Wie haben Target und Wal-Mart abgeschnitten?

Amazon ist es gelungen, die Einnahmen von Whole Foods zu steigern, indem die Online-Kunden genutzt wurden. Die Kunden erhielten während des Prime Day zusätzliche Rabatte bei der Lebensmittelkette für den Einkauf auf der Amazon-Website.

Wal-Mart und Target waren nicht so erfolgreich bei der Ausweitung des Verkaufstages auf ihre Filialen.

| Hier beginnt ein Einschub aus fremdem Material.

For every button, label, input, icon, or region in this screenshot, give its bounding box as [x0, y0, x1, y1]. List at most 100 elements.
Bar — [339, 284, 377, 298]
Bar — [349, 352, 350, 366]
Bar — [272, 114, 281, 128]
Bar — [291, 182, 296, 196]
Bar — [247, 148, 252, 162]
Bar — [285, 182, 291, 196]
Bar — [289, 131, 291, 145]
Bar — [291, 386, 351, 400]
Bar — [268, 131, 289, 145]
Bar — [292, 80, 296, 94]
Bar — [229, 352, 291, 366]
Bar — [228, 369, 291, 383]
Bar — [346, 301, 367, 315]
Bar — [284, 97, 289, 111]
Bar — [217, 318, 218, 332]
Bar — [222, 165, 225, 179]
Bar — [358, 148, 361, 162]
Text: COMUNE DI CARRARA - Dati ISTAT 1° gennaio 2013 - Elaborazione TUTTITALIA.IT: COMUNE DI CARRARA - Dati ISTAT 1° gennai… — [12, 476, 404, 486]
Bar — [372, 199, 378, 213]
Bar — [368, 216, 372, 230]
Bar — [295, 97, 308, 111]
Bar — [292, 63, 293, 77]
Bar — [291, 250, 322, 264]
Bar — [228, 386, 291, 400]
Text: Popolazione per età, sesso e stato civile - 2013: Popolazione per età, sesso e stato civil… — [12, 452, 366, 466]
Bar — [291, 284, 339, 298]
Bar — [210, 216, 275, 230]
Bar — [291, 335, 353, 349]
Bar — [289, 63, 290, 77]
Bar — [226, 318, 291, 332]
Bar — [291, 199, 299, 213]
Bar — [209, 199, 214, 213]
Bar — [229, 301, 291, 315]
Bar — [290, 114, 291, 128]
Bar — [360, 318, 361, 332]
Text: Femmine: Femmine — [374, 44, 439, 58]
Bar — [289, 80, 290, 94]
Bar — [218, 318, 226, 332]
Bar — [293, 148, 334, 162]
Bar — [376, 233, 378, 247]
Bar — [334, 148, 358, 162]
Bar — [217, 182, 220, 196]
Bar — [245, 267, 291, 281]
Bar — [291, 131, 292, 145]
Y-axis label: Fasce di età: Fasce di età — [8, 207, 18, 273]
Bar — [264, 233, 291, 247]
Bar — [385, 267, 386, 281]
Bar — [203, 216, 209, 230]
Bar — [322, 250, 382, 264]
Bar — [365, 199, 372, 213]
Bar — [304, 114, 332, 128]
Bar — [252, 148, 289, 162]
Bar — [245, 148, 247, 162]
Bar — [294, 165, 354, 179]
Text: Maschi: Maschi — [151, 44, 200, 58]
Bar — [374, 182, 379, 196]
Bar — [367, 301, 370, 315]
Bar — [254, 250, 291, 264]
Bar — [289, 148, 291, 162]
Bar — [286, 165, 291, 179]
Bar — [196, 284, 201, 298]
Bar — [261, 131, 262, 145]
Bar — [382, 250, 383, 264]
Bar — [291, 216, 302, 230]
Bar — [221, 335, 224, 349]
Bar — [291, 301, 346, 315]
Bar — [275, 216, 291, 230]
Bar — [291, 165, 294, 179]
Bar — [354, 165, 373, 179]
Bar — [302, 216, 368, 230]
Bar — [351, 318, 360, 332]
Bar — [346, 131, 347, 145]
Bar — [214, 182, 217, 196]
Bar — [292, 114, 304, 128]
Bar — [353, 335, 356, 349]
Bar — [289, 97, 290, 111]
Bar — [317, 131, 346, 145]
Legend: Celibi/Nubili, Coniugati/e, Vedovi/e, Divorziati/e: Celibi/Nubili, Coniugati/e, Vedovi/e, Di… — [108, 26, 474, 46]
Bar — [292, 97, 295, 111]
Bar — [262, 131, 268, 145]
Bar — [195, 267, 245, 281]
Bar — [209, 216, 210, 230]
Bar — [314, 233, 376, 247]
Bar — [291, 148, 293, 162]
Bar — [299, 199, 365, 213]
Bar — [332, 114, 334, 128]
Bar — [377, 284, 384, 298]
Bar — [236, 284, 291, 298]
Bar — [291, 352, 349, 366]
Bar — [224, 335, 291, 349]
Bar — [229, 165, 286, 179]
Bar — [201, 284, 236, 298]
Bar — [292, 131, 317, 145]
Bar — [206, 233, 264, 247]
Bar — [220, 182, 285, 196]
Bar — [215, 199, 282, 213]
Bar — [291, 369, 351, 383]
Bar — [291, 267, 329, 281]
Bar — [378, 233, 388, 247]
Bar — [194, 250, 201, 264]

In der Woche, die den 36-Stunden-Prime-Tag 2018 enthielt, war der Umsatz an den Wochentagen von Wal-Mart unter der Norm und die Wochenendumsätze waren nicht die höchsten des Sommers.

Das Ergebnis von Target war ähnlich – die besten Verkaufswochen der Kette im Sommer kamen nach der Prime Day-Woche. Was Best Buy betrifft, war dieses Wochenende eines der schlimmsten des Sommers, während die stärksten Wochen nach dem riesigen Verkaufsevent stattfanden.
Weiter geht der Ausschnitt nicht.